Again, a former president of Costa Rica, Nobel prize winner Oscar Arias, in the eighties, realized it was key. People couldn't differentiate Central American countries. And so he actively moved to this peace process and he was successful. The region was successful at the time. I think Costa Rica has managed to differentiate itself. It is probably also the case of Panama. I think people when they think of Central America tend to think of perhaps the Northern countries as being different, but that is not something that we can just take for granted. If the region does become complicated, it will affect us in many ways.

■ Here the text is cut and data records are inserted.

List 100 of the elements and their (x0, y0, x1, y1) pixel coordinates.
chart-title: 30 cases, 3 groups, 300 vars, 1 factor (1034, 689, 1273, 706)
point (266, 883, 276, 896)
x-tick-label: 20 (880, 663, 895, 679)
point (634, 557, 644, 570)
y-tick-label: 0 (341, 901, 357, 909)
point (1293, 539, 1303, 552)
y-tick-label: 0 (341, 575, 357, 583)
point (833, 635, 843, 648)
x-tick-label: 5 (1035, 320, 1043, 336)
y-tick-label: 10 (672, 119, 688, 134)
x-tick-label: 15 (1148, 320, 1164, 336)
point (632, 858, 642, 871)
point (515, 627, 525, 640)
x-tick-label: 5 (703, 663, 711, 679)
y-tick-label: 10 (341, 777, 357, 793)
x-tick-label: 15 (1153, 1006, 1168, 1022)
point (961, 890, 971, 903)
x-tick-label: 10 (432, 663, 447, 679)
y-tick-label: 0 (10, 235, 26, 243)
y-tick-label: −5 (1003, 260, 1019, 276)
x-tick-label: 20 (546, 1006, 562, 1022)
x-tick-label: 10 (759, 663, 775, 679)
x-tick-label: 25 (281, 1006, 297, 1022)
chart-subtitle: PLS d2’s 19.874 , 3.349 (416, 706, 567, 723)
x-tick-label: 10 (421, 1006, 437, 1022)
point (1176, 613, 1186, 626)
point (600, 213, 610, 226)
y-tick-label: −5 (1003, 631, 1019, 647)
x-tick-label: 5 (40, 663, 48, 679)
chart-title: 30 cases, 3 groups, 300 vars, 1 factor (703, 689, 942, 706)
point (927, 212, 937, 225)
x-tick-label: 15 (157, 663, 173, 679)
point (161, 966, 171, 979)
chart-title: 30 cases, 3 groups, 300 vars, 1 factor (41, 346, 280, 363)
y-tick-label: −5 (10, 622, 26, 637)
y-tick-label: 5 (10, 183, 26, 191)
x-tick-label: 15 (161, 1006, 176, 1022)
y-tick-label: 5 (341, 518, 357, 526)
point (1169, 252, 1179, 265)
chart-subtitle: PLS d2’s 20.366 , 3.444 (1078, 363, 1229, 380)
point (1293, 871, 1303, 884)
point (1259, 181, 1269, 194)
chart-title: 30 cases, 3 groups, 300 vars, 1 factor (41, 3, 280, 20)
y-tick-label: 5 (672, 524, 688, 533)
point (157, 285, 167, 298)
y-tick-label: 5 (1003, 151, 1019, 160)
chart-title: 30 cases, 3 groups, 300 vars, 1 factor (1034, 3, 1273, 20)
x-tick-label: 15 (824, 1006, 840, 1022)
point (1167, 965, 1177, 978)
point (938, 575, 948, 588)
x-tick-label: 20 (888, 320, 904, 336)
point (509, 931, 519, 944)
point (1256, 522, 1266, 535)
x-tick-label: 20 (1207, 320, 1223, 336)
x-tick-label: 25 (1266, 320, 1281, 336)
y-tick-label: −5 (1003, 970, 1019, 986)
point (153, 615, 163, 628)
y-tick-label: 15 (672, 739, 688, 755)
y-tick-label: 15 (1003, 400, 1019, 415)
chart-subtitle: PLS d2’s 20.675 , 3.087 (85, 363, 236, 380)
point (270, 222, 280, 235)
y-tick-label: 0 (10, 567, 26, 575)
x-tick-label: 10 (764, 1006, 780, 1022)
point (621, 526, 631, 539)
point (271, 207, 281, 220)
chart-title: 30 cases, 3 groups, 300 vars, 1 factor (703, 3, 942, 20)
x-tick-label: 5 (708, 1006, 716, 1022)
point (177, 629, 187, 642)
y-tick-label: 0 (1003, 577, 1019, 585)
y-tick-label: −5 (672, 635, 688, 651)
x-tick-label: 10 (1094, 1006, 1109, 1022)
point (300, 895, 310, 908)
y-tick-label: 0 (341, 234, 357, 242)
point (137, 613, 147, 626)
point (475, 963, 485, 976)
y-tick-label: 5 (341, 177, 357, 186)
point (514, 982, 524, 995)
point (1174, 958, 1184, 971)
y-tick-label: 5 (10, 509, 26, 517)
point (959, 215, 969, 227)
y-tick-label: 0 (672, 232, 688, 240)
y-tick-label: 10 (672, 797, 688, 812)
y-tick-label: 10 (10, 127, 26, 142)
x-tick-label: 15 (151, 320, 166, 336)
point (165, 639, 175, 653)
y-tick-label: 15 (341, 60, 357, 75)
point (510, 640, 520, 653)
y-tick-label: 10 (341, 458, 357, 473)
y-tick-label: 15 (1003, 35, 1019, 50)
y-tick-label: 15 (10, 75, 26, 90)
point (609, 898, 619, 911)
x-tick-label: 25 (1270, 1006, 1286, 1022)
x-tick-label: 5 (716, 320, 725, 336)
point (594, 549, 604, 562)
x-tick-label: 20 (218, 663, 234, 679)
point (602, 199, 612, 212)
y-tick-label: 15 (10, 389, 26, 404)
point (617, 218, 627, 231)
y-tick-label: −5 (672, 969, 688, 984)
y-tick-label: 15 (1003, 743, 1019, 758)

            As I said, the first one is migration. And so we have some time perhaps in which we can continue with our somewhat differentiated reputation, but we cannot take it for granted. The other thing we have learned is that democracy needs continued support and work. We all hoped the region got better in the nineties, and now we see what's going... This tendency towards more authoritarian regimes and Ortega becoming the Mugabe, or even the Samosa, of Nicaragua.

June:

So there are going to be elections in Nicaragua in November. Do you have any hopes for those?

Laura Alfaro:

He has cooked it. It's cooked. He has taken every institution. It's still interesting that the lengths he's going. Because, again, the previous election since this local election in 208, just signaled that even the elections were not clean. He was not allowing international observers. All of these things that we know are seen as that process is not clean and legitimate. He has put his people in the courts and so on and so forth. And even with that, he had to get rid of the opposition. That just speaks that he knows he would lose, but he has systematically created a situation that he will win. There just won't be any opposition. People are afraid. There are all these paramilitary groups that are going after anyone who's willing to say something against the regime. And so, it's hard to see a change unless the international community becomes more vocal.

June:

If you were sitting at the government table right now and giving some advice or thoughts, what do you think Costa Rica should do? What do you think the international community should do before November?

Laura Alfaro:

I think the international community should stop allowing the clock to run itself until the election and be more decisive now. I think the international community, especially the U.S., has a more open government, a more understanding government. I think there's an opportunity to talk to them. I think this needs to engage also the multilateral institutions. It shouldn't be just the U.S., it should be an international community. The IMF, the World Bank, the United Nations, they should not turn their back on Central America. This is not a story of the good is the enemy of the better. This is not good. This is really bad. And he's getting worse.

            The fact that he's not exploding or that they perceive that it's not exploding is not an excuse not to act, because he did explode in 218. And we just don't have enough information. Again, the journalists have been prosecuted. Anyone willing to talk is being jailed. So the situation is worse than they think, and they should act. And they have tools. Nicaragua has received aid from the [inaudible 00:31:53] from the World Bank. I was checking, they have many programs. They need to rethink these programs. And again, this is not the better being an enemy of the good. They need to act.

June:

Thank you very much. We've been listening to Laura Alfaro. She's the Warren Alpert Professor of Business Administration at the Harvard Business School. She served as Minister of National Planning and Economic Policy in the government of Costa Rica from 2010 to 2012. Thank you very much for coming, Laura.

Laura Alfaro:

Thank you for this invitation. And I hope we chat again, in more happy times.